Ursprünglich waren die Kardinäle Priester und Diakone der Diözese Rom, zu denen später die „suburbikarischen“ Bischöfe der römischen Vororte hinzukamen – so entstanden die drei Ordnungen des Kardinalskollegiums, Kardinalbischöfe, Kardinalpriester und Kardinaldiakone – , aber das Kardinalat war in der Geschichte nicht immer nur volljährigen Klerikern vorbehalten. 

Mit der Konstitution Postquam verus ille, die das Kardinalskollegium reformierte, hatte Sixtus V. 1586 die Kardinäle geradezu dazu verpflichtet, bis zu einem Jahr nach ihrer Gründung zumindest die niederen Weihen empfangen zu haben. So wurde der Italiener Teodolfo Mertel (1806-1869), der Justizminister des Kirchenstaates war, im März 1858 von Pius IX. zum Kardinal kreiert, er war zu diesem Zeitpunkt seit 1843 lediglich tonsuriert. 

Am 15. Dezember 1958 wich Johannes XXIII. von der von Sixtus V. festgelegten und im Codex des kanonischen Rechts von 1917 (c. 231) verankerten Zahl von 70 Kardinälen ab. Mit dem Motu proprio Cum gravissima vom 15. April 1962 legte er fest, dass alle Kardinäle die bischöfliche Würde erhalten sollten. 

Derselbe Papst legte mit dem Motu proprio Ingravescentem aetatem vom 21. November 1970 das Alter auf 80 Jahre fest, in dem die Kardinäle einerseits aufhören, Mitglieder der Dikasterien der Römischen Kurie zu sein, und andererseits das Recht verlieren, den römischen Pontifex zu wählen und folglich dem Konklave beizutreten. 

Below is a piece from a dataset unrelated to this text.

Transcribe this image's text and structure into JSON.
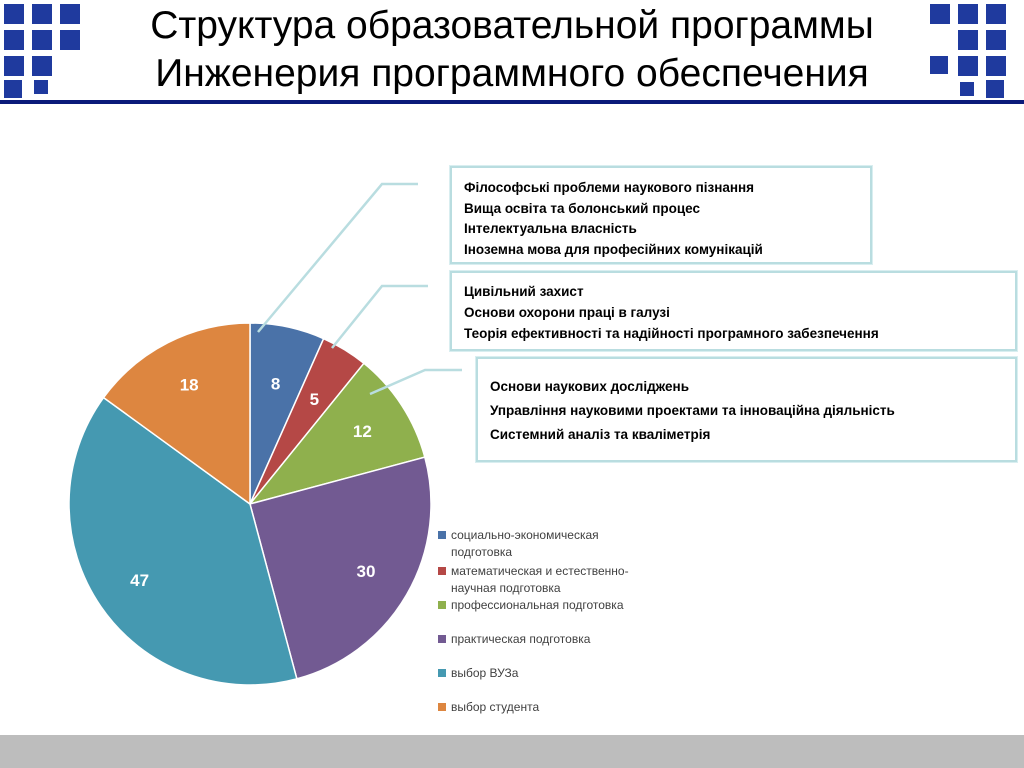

Am 5. November 1973 legte Paul VI. die Höchstzahl der Kardinäle, die den Papst wählen durften, auf 120 fest. Johannes Paul II. bestätigte diese Bestimmungen durch die Apostolische Konstitution Universi Dominici gregis vom 22. Februar 1996. 

Die Entscheidung von Johannes XXIII., das Episkopat den Kardinälen zu übertragen, sollte dem Heiligen Kollegium neuen Glanz verleihen. Mehrere Theologen waren jedoch der Meinung, dass dies in Wirklichkeit seine Bedeutung verringerte. Denn vor der Reform von 1962 behielt ein einfacher Priester, wenn er Kardinal war, den Primat über jeden Bischof, weil die Kardinäle den Klerus von Rom und die Römische Kurie repräsentieren. 

Diese Reform steht übrigens im Einklang mit den Beschlüssen des Zweiten Vatikanischen Konzils über die Bischofswürde. Das Bischofskollegium soll gegenüber den Organen und Ministern der Kurie aufgewertet werden. 

Was Franziskus betrifft, so scheint er gemäß den Erklärungen von Kardinal Gianfranco Ghirlanda der Ansicht zu sein, dass die Entscheidung des Papstes die Jurisdiktionsgewalt auch an Laien weitergibt, weshalb sie zum Leiter von römischen Dikasterien ernannt werden können.